First day of school? Let's get kraken!
Kraken Academy takes the new kid at a new school experience and throws in a giant kraken that bestows you with an amulet that allows you to travel back in time and a mission: uncover the secrets of the titular school and solve a mystery that threatens to destroy it. Taking the form of a quirky but simple adventure game, Kraken Academy makes an abundance of references to other video games and is charming enough while it lasts. The end comes a little too quickly, however, and a somewhat shallow feeling is what remains at the end of this school-set foray. Still, there's something to be said for a more laidback experience that's filled with in-game achievements to shoot for and its fair share of humor.

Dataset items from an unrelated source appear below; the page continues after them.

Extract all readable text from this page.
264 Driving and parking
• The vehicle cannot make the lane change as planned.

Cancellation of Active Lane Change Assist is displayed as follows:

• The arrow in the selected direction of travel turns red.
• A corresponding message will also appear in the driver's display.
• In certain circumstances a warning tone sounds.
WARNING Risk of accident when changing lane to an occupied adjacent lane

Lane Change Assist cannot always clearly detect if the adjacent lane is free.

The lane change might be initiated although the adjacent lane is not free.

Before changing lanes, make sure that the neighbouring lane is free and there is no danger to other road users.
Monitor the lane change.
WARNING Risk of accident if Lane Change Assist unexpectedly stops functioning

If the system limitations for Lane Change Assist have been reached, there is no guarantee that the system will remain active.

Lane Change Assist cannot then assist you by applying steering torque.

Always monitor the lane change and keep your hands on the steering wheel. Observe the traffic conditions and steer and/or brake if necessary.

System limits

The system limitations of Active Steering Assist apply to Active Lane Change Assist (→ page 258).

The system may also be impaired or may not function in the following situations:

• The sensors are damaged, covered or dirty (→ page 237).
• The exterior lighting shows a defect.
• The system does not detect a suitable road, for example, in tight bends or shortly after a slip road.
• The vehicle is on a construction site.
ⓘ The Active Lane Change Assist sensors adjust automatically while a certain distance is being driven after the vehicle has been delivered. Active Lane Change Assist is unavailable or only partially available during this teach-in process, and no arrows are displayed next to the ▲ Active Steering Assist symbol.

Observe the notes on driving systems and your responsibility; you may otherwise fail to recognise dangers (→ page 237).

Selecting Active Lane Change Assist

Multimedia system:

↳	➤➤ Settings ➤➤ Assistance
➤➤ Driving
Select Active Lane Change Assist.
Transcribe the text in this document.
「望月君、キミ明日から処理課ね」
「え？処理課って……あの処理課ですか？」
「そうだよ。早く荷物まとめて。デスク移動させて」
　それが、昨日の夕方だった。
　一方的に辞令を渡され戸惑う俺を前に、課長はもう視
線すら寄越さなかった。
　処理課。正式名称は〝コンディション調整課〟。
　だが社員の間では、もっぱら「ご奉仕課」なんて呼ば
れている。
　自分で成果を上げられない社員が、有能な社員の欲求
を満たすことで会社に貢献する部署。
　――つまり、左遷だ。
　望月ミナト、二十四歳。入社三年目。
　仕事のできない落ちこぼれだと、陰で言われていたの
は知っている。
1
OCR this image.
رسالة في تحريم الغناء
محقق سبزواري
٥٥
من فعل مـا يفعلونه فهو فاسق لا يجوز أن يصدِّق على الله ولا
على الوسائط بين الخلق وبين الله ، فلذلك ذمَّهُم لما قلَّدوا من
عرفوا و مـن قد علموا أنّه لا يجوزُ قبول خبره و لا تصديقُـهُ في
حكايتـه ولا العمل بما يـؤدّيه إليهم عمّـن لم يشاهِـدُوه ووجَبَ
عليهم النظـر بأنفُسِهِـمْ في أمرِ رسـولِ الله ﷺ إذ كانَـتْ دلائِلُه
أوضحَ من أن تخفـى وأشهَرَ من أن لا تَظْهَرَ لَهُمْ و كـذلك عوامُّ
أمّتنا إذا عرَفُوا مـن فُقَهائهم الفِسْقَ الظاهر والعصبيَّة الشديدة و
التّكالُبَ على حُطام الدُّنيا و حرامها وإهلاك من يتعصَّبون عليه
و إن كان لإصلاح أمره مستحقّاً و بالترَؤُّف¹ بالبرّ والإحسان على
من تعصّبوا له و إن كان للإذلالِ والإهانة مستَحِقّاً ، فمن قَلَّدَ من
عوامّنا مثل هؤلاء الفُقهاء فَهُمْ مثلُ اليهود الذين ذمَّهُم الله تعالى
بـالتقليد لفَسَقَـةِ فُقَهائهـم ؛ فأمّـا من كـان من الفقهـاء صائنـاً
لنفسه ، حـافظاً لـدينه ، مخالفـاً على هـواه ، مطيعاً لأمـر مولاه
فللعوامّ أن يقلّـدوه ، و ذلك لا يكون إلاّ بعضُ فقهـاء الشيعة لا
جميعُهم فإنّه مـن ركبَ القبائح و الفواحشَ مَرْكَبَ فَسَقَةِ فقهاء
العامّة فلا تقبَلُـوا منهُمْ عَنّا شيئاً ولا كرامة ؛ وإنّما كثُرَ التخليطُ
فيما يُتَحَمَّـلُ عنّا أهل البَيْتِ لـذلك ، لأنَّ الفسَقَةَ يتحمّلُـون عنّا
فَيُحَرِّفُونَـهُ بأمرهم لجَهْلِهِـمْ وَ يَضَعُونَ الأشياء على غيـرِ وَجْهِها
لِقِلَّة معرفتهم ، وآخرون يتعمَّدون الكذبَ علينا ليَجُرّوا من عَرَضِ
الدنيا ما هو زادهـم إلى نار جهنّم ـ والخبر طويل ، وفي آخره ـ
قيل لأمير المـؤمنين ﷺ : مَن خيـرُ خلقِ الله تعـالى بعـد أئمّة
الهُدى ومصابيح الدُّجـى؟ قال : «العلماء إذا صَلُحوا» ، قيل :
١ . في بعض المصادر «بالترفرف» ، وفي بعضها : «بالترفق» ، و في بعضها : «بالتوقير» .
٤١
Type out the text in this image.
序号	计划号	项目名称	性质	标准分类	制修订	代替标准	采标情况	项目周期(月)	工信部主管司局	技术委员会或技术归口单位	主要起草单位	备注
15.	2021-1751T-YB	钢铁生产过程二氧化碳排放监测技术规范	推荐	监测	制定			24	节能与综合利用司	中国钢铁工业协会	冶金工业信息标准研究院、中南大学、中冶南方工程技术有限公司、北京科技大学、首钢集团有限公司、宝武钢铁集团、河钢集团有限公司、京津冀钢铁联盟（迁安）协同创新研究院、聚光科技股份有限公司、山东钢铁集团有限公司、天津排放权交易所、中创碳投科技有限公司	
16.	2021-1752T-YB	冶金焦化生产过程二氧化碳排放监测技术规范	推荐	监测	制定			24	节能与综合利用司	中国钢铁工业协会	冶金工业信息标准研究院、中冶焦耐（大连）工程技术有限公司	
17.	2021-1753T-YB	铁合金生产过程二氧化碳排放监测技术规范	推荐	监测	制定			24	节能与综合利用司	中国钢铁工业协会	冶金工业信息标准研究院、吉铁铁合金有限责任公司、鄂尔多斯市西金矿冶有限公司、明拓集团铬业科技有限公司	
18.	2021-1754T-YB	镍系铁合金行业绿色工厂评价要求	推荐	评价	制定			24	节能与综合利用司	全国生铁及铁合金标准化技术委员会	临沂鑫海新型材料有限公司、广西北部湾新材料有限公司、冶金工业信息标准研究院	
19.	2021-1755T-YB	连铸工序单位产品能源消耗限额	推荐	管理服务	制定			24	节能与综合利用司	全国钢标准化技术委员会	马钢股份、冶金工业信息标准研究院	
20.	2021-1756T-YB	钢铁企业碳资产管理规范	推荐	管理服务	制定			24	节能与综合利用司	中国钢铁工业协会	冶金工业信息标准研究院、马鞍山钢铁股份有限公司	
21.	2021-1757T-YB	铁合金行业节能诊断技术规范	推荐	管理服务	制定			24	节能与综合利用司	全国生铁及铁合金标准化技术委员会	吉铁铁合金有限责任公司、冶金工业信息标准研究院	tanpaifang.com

After naming your character, the game opens on that familiar car ride with your mom taking you and your sister Nadia to Kraken Academy. It's your first day, and having been abandoned by the too-cool Nadia, you're left to your own devices. That is until you meet Broccoli Girl, your first friend and the one of the first indications that this isn't going to be a straight-forward school experience. After Broccoli Girl introduces you to the other members of the music club, she suggests that you head over to the lake to try and find a costume for an upcoming party, and that's where you meet the aforementioned Kraken. The amulet it grants you allows to rewind time across a 72-hour period; the Majora's Mask comparison is inescapable (cue Link playing the Song of Time on his ocarina).
Different events happen across the various buildings and areas of the academy on different days, either Monday, Tuesday, or Wednesday. Calling your mom from a phone booth or sleeping in your dorm room allows you to move time forward, and so time manipulation plays a regular role in advancing the story and completing side quests. You need to free spirits that have been trapped with specific students at the academy, starting with Broccoli Girl. Finishing this part of the story opens up a new section of the academy and gives access to new students with whom you can interact. For one example of needing to travel through time, you might need to meet a group of friends on one day to set up an event and then move to the next "rainy day" when the event actually takes place. Certain people will be in different places on different days, and may have items or requests to offer only on the Wednesday or in the evening, for instance.
Those who want to see all that Kraken Academy has to offer will find a dozen or so individuals to befriend through sidequests and a total of 48 in-game achievements. Solving all of its puzzles and finding all of its secrets can certainly pad out the game's length, but the main story on its own doesn't maintain the momentum it generates early on. The primary missions that are associated with each new club you gain entrance to make are a joy to work through, often requiring a bit more contemplation and brainpower. Outside of these, the minute-to-minute gameplay isn't overly demanding, but it isn't all that captivating either. It doesn't help that the visual style is incredibly plain, and so there's not quite enough to hold your attention through Kraken Academy's five or so hours.
One specific mechanic that doesn't quite stick the landing is in the game's currency and how it's acquired. Bottles can be found by using your trusty baseball bat to smash open garbage cans, lockers, and large trash receptacles, and these can be deposited in recycling machines to earn money. The problem is that there are really only three things to spend money on: club passes required to advance the story, saving your game at the cost of a single coin, and furniture for your dorm room. Because you never actually need to return to your room, the furniture doesn't serve much of a purpose, and if you do even a little bit of bottle collecting you'll probably have enough for the club passes when it comes time to purchase the next one you need. It would have been nice to see another purpose for your character's efforts in recycling, but instead most of the money earned feels worthless.
After the final bell had rung and school was out for the day, I felt a bit underwhelmed by Kraken Academy, especially the final mission. There isn't that much to do that really feels meaningful or unique outside of the main story, and I wasn't enticed to explore the campus and play around with the six time periods as much as I could have. The same quick-time events are repeated about a dozen times, and there just isn't enough variety or surprises to make this game an easy recommendation. That said, I found it a nice palette cleanser between longer and more involved games given its approachable design and simple puzzles, so if that's what your in the mood for, Kraken Academy might be worth a campus visit. A free demo on the eShop is also available for anyone on the fence. Ultimately, it's nowhere near a failing grade, but the only A I'd give is for effort.